Emma: It was our introduction and kuhingira ceremony after which I had my bachelor’s party for my friends in Kabale at a hangout called Shield and we later hopped to another one called Mist. I had previously had one party in Kampala.
Were you disappointed in any way?
Emma: No, I was just worried about the weather but God granted us the best.
What did you enjoy the most?
Emma: The church moment as we exchanged vows and seeing people who sacrificed their time and money to come to the Kigezi hills turn up in big numbers. I enjoyed the company of my workmates from Kampala and Kigali. My two maternal grandmas attending my wedding.
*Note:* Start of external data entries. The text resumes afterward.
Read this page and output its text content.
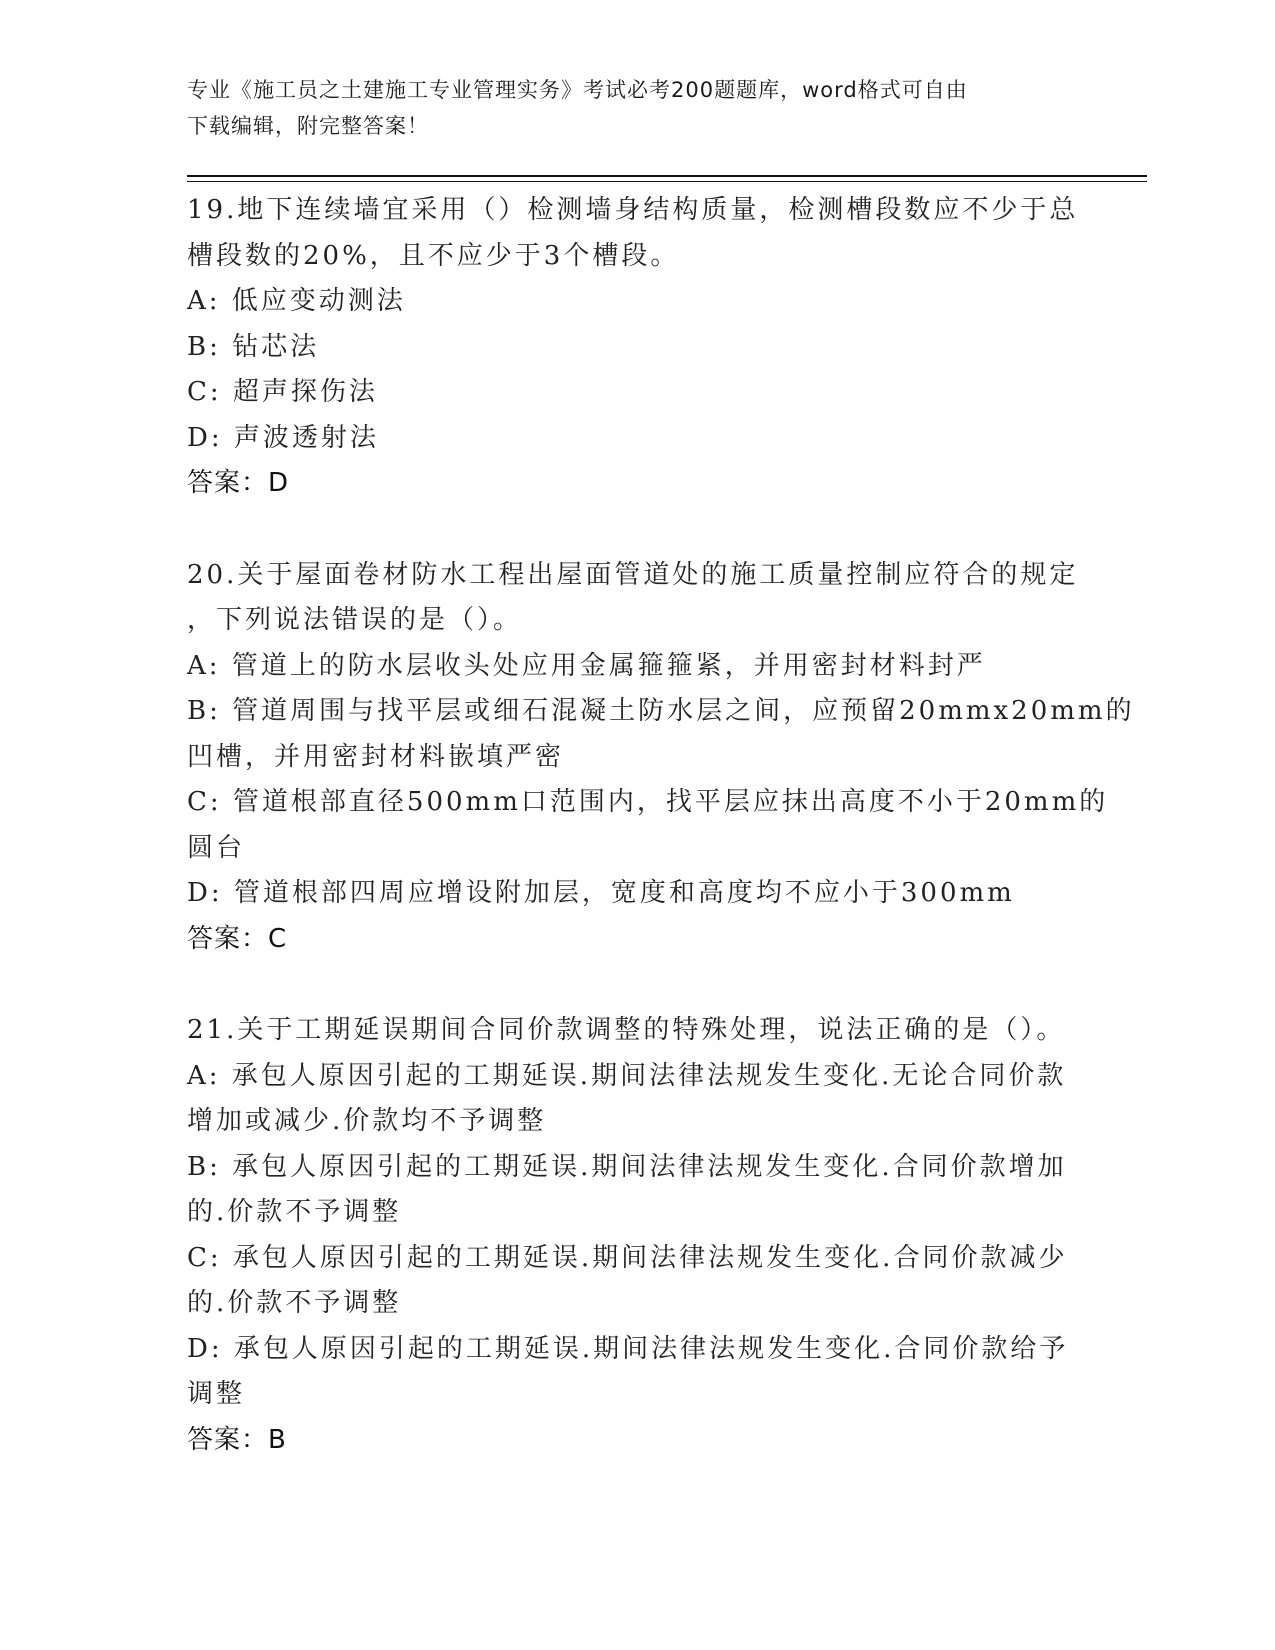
专业《施工员之土建施工专业管理实务》考试必考200题题库，word格式可自由
下载编辑，附完整答案！
19.地下连续墙宜采用（）检测墙身结构质量，检测槽段数应不少于总
槽段数的20%，且不应少于3个槽段。
A: 低应变动测法
B: 钻芯法
C: 超声探伤法
D: 声波透射法
答案：D
20.关于屋面卷材防水工程出屋面管道处的施工质量控制应符合的规定
，下列说法错误的是（）。
A: 管道上的防水层收头处应用金属箍箍紧，并用密封材料封严
B: 管道周围与找平层或细石混凝土防水层之间，应预留20mmx20mm的
凹槽，并用密封材料嵌填严密
C: 管道根部直径500mm口范围内，找平层应抹出高度不小于20mm的
圆台
D: 管道根部四周应增设附加层，宽度和高度均不应小于300mm
答案：C
21.关于工期延误期间合同价款调整的特殊处理，说法正确的是（）。
A: 承包人原因引起的工期延误.期间法律法规发生变化.无论合同价款
增加或减少.价款均不予调整
B: 承包人原因引起的工期延误.期间法律法规发生变化.合同价款增加
的.价款不予调整
C: 承包人原因引起的工期延误.期间法律法规发生变化.合同价款减少
的.价款不予调整
D: 承包人原因引起的工期延误.期间法律法规发生变化.合同价款给予
调整
答案：B
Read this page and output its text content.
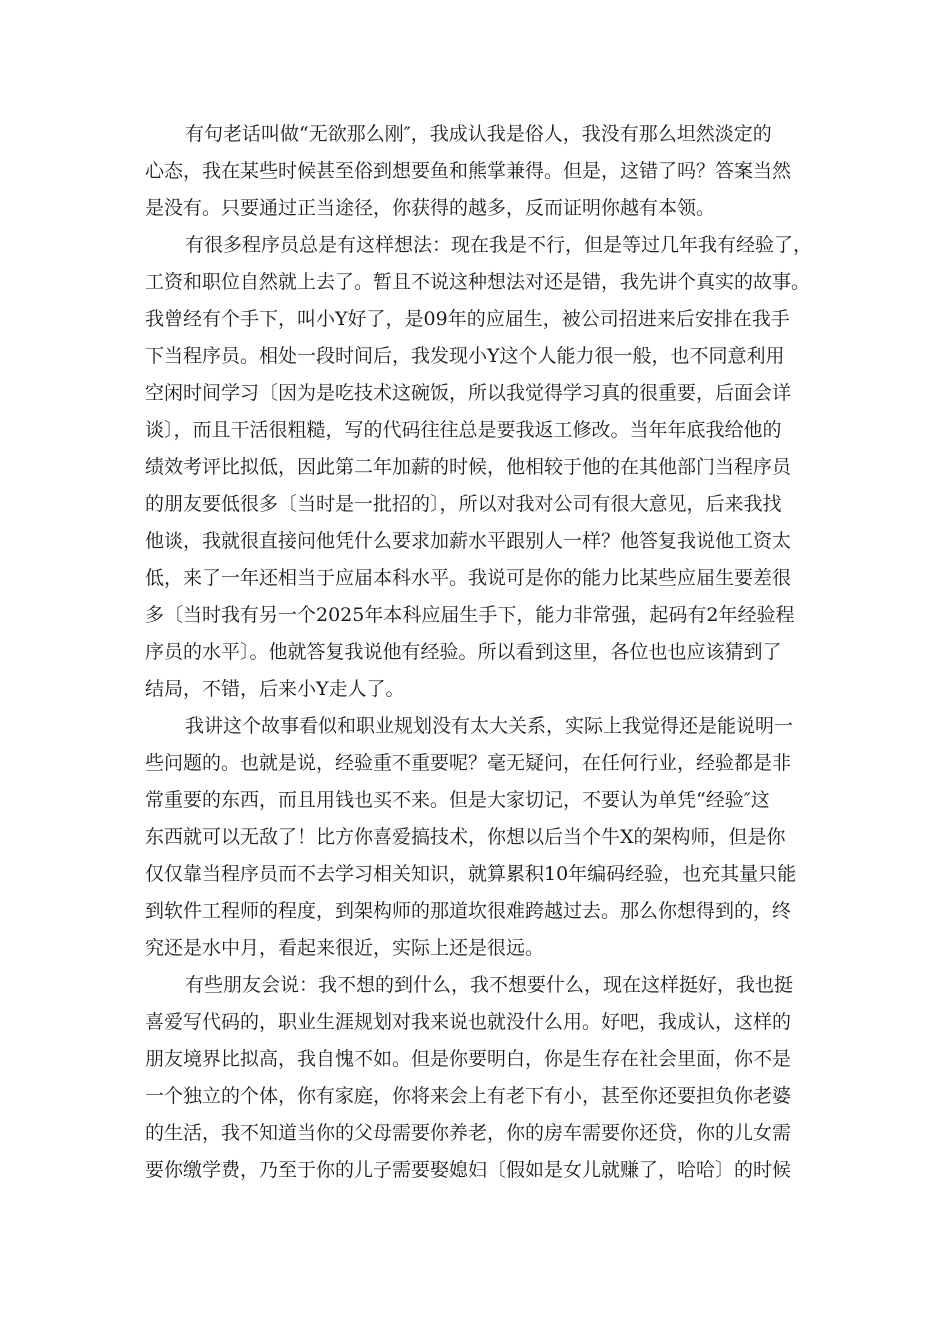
有句老话叫做“无欲那么刚″，我成认我是俗人，我没有那么坦然淡定的
心态，我在某些时候甚至俗到想要鱼和熊掌兼得。但是，这错了吗？答案当然
是没有。只要通过正当途径，你获得的越多，反而证明你越有本领。

有很多程序员总是有这样想法：现在我是不行，但是等过几年我有经验了，
工资和职位自然就上去了。暂且不说这种想法对还是错，我先讲个真实的故事。
我曾经有个手下，叫小Y好了，是09年的应届生，被公司招进来后安排在我手
下当程序员。相处一段时间后，我发现小Y这个人能力很一般，也不同意利用
空闲时间学习〔因为是吃技术这碗饭，所以我觉得学习真的很重要，后面会详
谈〕，而且干活很粗糙，写的代码往往总是要我返工修改。当年年底我给他的
绩效考评比拟低，因此第二年加薪的时候，他相较于他的在其他部门当程序员
的朋友要低很多〔当时是一批招的〕，所以对我对公司有很大意见，后来我找
他谈，我就很直接问他凭什么要求加薪水平跟别人一样？他答复我说他工资太
低，来了一年还相当于应届本科水平。我说可是你的能力比某些应届生要差很
多〔当时我有另一个2025年本科应届生手下，能力非常强，起码有2年经验程
序员的水平〕。他就答复我说他有经验。所以看到这里，各位也也应该猜到了
结局，不错，后来小Y走人了。

我讲这个故事看似和职业规划没有太大关系，实际上我觉得还是能说明一
些问题的。也就是说，经验重不重要呢？毫无疑问，在任何行业，经验都是非
常重要的东西，而且用钱也买不来。但是大家切记，不要认为单凭“经验″这
东西就可以无敌了！比方你喜爱搞技术，你想以后当个牛X的架构师，但是你
仅仅靠当程序员而不去学习相关知识，就算累积10年编码经验，也充其量只能
到软件工程师的程度，到架构师的那道坎很难跨越过去。那么你想得到的，终
究还是水中月，看起来很近，实际上还是很远。

有些朋友会说：我不想的到什么，我不想要什么，现在这样挺好，我也挺
喜爱写代码的，职业生涯规划对我来说也就没什么用。好吧，我成认，这样的
朋友境界比拟高，我自愧不如。但是你要明白，你是生存在社会里面，你不是
一个独立的个体，你有家庭，你将来会上有老下有小，甚至你还要担负你老婆
的生活，我不知道当你的父母需要你养老，你的房车需要你还贷，你的儿女需
要你缴学费，乃至于你的儿子需要娶媳妇〔假如是女儿就赚了，哈哈〕的时候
One of my grandmas, I was told that after receiving the wedding invitation, she would look at it every day in anticipation of the function.
Sarah: The MCs were hilarious. I laughed until my ribs hurt.
What went through your mind during the ceremony?
Emma: I was excited as we exchanged vows and achieved the life-time milestone.
Sarah: The vows we made in church echoed through my mind and I was praying to God that I never let down my partner and the people who witnessed our union.
Did you go for premarital counselling?
Emma: Yes, we had three sessions. One with the Vicar of All Saints Church where we were taught about marriage the purpose of marriage, tolerance, true love and also the importance of sex in marriage.
We learnt that marriage requires love, patience and understanding each other.
Bishop Katwesigye who wedded us also dedicated about an hour as he advised us on how to handle situations that may arise in marriage.
Sarah: At St Luke Church, Rev Henry Nzana also asked us about our expectations and fears and advised us on how to live in harmony as a couple.
What do you advise those planning to wed?
Emma: Before we decided to get married it was a “hard paper” but after making up our minds, we were ready for marriage then we hit the ground running. First identify that person you genuinely love.
Sarah: Know and understand each other before making a commitment. Actively participate in the preparations of your functions to avoid disappointments.
My suit cost Shs700,000 from Olive Garments on Jumbo Arcade. We wanted something that was in line with the theme colours that would come out smart.
Justus Rukundo of Iris Media Limited in Kabale and Kabale Photo Studio. They got the job because of their good quality work, experience in videography and affordability.